Without Tony Edwards there would be no Deep Purple. Tony was the man behind the scenes for Deep Purple. He was instrumental to the existence and sustenance of the band and its music from its inception to present day. Tony’s insight and intuitiveness were unparalleled in the music business. He will be thought of often- and missed greatly. Roger Glover
Tony was the driving force of Deep Purple’s management in the early days. My first impressions of him when I joined the band in July 1969 – a man of ideas, an intellect, a man of taste, a man of action. I remember him rubbing his hands together with enthusiasm and saying, “Now what can we achieve today?” He was the kind of man who could think of something and then turn it into reality with his drive and passion. It was his instinct to book the Albert Hall in order to stage Jon’s Concerto, an event that was to propel the band in more ways than one into the future. He also dreamed up the cover image of In Rock, the album that changed everything for us. I am always grateful for his powerful contribution at the start of our long journey.
Though of Jewish parents, Tony himself wasn’t weighed down with religious leanings. So the funeral service was a balance, befitting the sober surroundings of a chapel while at the same time highlighting aspects of Tony’s life and work through the recollections of friends and family. Music which he had helped bring to the market was played, and the service closed with a loop of You Keep On Moving which worked so well. The place was packed, with Jon Lord representing the band, and afterwards there was a reception at the Ritz, which is where Tony had married his second wife Manuela.

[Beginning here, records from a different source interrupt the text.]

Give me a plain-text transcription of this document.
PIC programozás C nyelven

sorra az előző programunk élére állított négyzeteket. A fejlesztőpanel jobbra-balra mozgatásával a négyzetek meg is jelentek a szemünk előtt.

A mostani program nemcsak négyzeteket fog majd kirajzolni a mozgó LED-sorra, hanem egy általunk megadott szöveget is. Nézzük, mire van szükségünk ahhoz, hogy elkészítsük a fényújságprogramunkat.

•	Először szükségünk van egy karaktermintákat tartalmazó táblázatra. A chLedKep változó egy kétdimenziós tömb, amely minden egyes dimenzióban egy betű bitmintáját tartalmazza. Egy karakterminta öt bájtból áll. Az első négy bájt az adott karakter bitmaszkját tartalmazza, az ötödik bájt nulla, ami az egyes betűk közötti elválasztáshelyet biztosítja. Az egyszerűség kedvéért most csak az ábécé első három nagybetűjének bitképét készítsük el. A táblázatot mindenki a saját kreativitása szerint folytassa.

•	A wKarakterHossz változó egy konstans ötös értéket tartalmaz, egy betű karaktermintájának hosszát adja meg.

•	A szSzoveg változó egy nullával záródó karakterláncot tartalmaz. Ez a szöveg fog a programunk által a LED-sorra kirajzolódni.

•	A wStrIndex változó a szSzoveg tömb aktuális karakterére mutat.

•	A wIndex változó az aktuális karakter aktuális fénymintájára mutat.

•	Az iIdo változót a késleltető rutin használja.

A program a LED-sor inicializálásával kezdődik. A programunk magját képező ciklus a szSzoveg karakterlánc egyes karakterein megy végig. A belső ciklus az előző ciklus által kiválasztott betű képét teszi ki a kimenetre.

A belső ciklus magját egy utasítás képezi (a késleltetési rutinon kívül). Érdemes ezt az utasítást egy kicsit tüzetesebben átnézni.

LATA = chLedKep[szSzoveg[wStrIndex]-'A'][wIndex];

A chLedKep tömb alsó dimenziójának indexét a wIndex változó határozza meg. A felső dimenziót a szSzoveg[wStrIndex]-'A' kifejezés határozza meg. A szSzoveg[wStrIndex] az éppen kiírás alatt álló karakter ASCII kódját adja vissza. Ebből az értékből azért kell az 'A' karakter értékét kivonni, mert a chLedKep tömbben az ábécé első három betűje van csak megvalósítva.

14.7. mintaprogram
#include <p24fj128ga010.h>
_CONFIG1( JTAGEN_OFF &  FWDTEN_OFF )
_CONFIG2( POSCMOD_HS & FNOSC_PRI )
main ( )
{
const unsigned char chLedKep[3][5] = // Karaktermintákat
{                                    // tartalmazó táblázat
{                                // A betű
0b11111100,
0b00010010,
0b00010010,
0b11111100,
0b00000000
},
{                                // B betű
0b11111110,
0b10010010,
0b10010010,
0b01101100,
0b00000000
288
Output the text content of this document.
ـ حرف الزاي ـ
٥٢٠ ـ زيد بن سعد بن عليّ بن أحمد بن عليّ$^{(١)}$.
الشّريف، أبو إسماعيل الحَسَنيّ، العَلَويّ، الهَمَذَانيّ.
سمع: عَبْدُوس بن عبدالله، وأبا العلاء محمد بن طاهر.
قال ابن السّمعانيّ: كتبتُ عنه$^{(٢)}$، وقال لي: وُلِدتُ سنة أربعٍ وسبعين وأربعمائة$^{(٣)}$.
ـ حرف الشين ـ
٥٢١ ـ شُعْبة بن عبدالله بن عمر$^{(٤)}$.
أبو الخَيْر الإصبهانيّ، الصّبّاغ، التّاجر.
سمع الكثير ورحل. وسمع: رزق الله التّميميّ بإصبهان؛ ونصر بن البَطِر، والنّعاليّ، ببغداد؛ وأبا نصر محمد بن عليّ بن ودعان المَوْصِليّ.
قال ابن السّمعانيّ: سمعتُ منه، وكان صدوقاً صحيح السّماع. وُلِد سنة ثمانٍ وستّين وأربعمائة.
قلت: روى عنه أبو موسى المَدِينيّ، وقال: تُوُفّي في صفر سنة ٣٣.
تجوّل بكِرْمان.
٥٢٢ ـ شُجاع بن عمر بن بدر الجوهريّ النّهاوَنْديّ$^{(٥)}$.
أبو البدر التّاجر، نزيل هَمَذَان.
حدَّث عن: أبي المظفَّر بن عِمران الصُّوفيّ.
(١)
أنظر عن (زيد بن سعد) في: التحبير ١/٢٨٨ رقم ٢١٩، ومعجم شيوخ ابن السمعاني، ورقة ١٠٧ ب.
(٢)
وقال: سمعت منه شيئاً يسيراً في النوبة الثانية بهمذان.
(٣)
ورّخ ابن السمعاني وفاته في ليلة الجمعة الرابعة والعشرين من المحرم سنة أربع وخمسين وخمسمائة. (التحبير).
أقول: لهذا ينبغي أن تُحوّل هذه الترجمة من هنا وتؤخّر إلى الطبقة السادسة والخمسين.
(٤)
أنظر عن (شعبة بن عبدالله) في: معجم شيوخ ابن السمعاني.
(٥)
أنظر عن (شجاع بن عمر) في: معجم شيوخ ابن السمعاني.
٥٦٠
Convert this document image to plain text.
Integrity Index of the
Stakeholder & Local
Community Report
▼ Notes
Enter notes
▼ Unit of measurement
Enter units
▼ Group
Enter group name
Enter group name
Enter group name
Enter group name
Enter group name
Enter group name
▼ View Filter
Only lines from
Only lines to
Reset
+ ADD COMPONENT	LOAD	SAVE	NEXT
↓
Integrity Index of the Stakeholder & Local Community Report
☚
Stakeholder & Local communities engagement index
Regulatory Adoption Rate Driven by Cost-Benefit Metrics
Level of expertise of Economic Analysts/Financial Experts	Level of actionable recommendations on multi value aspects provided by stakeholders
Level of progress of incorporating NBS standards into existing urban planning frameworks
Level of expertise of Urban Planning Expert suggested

In early 2011 a second memorial service was held in Italy, a place Tony lived for much of the year having moved there on doctors orders (though he was often back in London at his flat).
The photograph at the top of the page was taken by Misao Sawa, and shows myself, Tony and Masaki Tanaka in Tony’s London office back in 2005. I’m the one eyeing up the gold records! Masaki organised many of the Japanese editions of the Purple archive material for Tony.
Maurice Anthony Edwards: born London 30 June 1932; married 1966 Judy Moyens (two daughters, one son; marriage dissolved 1977); 1984 Manuela King (one stepson); died London 11 November 2010.